= Achereshki =

Village in Kurchaloyevsky District, Russia

Achereshki (Ачерешки, Ачаршка, Açarşka), also spelled as Achireshki, is a rural locality (a selo) in Kurchaloyevsky District, Chechnya.

== Administrative and municipal status ==
Municipally, Achereshki is incorporated into Regitinskoye rural settlement. It is one of four settlements included in it.

== Geography ==

Map of Kurchaloyevsky District. Achereshki (not shown) is near to Regita ("Регита")

Achereshki is located on the left bank of the Gums River. It is 17 km south-east of the town of Kurchaloy and is 57 km south-east of the city of Grozny.

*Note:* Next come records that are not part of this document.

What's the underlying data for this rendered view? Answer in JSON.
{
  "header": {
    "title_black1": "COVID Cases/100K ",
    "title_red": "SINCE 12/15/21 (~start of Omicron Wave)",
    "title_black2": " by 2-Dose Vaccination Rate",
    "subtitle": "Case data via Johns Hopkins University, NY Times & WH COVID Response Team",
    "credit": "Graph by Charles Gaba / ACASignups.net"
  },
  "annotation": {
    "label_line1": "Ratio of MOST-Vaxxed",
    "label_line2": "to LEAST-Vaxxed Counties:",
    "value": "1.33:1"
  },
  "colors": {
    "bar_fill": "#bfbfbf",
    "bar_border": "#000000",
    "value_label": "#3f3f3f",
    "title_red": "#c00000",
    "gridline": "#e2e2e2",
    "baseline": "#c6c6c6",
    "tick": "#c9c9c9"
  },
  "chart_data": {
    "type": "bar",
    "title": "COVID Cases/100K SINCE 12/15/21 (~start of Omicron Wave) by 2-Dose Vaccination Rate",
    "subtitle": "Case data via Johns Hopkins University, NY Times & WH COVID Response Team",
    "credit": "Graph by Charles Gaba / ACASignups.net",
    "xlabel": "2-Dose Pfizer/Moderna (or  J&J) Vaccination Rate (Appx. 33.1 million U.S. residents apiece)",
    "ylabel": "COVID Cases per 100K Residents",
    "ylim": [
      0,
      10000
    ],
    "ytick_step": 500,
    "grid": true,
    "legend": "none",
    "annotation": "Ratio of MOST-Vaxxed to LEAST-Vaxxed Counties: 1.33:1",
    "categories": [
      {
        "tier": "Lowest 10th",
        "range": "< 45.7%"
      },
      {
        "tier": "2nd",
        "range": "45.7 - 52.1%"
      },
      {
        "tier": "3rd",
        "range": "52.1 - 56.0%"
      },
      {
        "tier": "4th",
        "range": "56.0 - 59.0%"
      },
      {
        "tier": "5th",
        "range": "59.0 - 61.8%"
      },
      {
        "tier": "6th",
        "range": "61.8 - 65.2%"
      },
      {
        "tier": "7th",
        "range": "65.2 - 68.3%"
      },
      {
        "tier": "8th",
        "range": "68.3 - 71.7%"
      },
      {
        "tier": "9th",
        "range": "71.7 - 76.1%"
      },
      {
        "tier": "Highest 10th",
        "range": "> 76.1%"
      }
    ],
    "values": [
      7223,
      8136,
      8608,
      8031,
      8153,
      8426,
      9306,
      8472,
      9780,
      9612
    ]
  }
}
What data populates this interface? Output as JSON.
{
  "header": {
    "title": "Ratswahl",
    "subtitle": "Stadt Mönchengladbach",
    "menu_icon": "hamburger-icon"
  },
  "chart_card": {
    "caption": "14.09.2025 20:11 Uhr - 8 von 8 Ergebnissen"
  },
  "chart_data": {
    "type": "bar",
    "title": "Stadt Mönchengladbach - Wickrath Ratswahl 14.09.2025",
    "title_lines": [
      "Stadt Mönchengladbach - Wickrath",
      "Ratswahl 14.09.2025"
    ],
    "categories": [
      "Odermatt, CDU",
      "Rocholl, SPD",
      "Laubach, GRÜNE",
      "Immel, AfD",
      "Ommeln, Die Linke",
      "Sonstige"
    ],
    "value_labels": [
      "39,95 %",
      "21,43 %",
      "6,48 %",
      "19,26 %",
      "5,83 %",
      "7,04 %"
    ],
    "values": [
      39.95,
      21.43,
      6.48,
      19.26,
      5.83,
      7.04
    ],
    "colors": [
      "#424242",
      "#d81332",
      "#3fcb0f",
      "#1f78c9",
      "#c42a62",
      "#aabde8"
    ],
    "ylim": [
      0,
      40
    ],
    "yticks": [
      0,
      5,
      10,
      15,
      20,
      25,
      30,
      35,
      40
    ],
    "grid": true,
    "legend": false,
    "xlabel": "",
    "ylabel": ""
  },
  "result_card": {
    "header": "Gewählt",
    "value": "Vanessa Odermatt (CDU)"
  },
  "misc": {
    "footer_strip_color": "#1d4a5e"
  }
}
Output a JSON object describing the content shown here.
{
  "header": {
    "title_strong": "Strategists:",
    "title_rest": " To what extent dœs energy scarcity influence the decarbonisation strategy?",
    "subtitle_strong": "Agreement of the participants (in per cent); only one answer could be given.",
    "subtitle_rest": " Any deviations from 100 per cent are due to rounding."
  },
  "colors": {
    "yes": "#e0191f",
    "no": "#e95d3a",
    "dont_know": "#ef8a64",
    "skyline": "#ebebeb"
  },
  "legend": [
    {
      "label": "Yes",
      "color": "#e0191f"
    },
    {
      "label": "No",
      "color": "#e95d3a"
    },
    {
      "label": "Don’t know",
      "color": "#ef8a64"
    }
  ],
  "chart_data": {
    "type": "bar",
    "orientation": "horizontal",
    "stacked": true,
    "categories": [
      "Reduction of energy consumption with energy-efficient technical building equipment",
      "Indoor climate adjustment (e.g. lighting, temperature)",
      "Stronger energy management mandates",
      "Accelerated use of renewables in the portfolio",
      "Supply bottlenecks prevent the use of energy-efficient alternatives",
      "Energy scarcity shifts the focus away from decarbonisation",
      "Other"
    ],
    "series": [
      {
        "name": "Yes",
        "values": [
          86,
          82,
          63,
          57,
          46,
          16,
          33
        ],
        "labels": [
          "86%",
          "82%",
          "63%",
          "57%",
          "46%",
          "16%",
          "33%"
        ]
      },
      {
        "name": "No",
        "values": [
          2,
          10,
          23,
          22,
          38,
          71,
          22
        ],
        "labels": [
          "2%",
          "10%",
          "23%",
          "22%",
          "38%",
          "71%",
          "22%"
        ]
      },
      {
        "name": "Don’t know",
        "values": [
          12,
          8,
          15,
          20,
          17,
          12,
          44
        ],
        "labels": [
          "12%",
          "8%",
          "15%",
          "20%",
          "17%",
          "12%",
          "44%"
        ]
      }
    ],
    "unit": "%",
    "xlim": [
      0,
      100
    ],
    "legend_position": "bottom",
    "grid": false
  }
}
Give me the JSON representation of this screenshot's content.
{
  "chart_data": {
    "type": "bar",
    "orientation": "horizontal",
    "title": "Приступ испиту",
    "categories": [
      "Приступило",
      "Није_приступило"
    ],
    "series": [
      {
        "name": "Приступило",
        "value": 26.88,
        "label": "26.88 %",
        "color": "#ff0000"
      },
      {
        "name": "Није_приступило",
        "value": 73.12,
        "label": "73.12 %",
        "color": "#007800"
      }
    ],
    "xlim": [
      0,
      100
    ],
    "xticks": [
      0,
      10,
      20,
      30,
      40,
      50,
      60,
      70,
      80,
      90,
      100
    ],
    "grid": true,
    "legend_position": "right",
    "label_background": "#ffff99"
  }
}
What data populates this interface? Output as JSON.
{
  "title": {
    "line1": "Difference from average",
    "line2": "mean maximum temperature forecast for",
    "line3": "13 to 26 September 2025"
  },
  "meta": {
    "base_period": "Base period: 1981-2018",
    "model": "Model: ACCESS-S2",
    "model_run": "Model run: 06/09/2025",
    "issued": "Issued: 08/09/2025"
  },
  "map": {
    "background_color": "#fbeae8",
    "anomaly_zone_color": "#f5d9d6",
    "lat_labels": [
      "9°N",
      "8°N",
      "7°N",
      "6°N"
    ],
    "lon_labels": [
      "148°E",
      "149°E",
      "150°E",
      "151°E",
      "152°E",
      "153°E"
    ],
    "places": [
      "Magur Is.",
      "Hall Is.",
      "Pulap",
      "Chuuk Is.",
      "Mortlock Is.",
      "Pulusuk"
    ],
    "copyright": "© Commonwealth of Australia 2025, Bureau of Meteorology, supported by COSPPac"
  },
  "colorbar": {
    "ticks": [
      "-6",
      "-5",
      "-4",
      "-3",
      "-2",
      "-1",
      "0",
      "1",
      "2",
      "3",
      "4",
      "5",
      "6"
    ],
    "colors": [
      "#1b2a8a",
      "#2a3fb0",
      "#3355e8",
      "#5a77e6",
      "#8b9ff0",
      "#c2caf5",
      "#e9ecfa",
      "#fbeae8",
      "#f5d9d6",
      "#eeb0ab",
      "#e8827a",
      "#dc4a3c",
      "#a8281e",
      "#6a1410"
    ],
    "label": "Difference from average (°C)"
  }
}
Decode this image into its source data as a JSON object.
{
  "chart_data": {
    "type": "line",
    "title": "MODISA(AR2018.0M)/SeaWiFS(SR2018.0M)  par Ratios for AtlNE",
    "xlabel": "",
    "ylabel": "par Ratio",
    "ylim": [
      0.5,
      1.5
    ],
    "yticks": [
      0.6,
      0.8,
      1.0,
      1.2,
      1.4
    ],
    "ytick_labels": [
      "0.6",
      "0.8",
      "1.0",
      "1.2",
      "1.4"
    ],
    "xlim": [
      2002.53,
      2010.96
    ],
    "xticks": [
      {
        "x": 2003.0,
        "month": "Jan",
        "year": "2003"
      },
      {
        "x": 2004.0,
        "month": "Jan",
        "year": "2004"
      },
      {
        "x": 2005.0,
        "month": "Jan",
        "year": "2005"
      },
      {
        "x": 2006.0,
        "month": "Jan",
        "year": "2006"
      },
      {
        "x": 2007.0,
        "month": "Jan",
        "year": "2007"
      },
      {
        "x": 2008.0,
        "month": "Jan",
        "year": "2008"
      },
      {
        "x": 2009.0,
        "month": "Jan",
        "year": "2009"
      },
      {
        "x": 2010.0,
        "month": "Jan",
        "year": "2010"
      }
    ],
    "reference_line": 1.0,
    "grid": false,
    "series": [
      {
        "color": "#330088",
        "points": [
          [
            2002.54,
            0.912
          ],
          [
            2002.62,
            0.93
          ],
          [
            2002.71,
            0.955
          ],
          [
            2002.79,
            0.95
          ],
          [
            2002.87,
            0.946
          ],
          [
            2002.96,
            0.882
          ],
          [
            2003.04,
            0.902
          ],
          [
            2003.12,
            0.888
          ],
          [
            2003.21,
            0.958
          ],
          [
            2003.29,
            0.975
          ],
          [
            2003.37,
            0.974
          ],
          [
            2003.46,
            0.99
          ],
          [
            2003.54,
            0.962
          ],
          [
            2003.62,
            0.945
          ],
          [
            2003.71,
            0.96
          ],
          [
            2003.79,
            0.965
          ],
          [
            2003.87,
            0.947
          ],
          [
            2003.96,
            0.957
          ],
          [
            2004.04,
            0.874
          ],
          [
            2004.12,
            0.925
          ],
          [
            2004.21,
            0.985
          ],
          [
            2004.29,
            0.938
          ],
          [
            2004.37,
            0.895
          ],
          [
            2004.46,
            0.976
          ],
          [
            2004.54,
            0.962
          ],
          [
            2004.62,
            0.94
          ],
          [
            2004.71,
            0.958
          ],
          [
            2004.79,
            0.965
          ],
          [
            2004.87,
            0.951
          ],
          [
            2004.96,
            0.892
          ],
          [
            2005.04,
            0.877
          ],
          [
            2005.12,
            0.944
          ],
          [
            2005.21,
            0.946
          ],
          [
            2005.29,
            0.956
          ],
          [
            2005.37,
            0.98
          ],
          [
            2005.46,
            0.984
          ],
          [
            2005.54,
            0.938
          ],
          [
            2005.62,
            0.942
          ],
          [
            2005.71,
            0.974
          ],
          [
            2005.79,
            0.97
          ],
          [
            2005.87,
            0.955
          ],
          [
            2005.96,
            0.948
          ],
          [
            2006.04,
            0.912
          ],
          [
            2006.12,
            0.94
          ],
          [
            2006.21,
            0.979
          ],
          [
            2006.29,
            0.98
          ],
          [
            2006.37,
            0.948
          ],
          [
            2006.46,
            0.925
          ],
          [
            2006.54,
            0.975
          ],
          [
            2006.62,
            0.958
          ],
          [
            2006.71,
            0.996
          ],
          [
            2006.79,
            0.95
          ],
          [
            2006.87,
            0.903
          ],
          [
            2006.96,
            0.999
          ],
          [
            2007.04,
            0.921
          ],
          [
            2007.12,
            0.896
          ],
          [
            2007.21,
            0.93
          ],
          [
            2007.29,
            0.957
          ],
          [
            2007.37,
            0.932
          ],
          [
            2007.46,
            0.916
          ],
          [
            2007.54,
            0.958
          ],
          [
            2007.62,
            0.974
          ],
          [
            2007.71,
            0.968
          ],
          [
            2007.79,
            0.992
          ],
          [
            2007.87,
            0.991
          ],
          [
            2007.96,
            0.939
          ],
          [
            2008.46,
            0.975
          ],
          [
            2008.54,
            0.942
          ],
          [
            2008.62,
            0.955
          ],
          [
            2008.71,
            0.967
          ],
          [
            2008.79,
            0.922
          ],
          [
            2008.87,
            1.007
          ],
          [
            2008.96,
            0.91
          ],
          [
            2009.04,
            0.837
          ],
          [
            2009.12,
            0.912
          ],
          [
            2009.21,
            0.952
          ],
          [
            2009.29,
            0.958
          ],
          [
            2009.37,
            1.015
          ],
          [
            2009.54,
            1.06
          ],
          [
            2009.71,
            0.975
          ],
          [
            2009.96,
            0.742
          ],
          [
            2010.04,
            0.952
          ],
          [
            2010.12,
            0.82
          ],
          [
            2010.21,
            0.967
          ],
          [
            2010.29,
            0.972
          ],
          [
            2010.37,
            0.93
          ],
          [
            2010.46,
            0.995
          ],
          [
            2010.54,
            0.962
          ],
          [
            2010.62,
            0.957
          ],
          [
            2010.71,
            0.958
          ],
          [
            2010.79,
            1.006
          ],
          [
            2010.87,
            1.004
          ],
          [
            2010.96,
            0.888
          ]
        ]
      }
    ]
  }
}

The nearest settlements to Achireshki are Khidi-Khutor in the north, Koren-Benoy in the north-east, Enikali in the south-east, Guni in the south-west, Marzoy-Mokhk in the west, and Regita in the north-west.

== History ==
The exact date of Achereshki being founded is unknown, but it is presumed that it was approximately in 1810.

In 1944, after the genocide and deportation of the Chechen and Ingush people and the Chechen-Ingush ASSR was abolished, the village of Regita was renamed to Antsukh, and settled by Avars from the Georgian SSR.

In 1958, after the Vaynakh people returned and the Chechen-Ingush ASSR was restored, the village regained its old Chechen name, Achereshki. The Avar people were resettled back to the Georgian SSR, in the village of Tivi (Gurgin-Rosu).

== Population ==
- 1990 Census: 242
- 2002 Census: 482
- 2010 Census: 252
- 2019 estimate: ?

According to the results of the 2010 Census, the majority of residents of Achereshki were ethnic Chechens.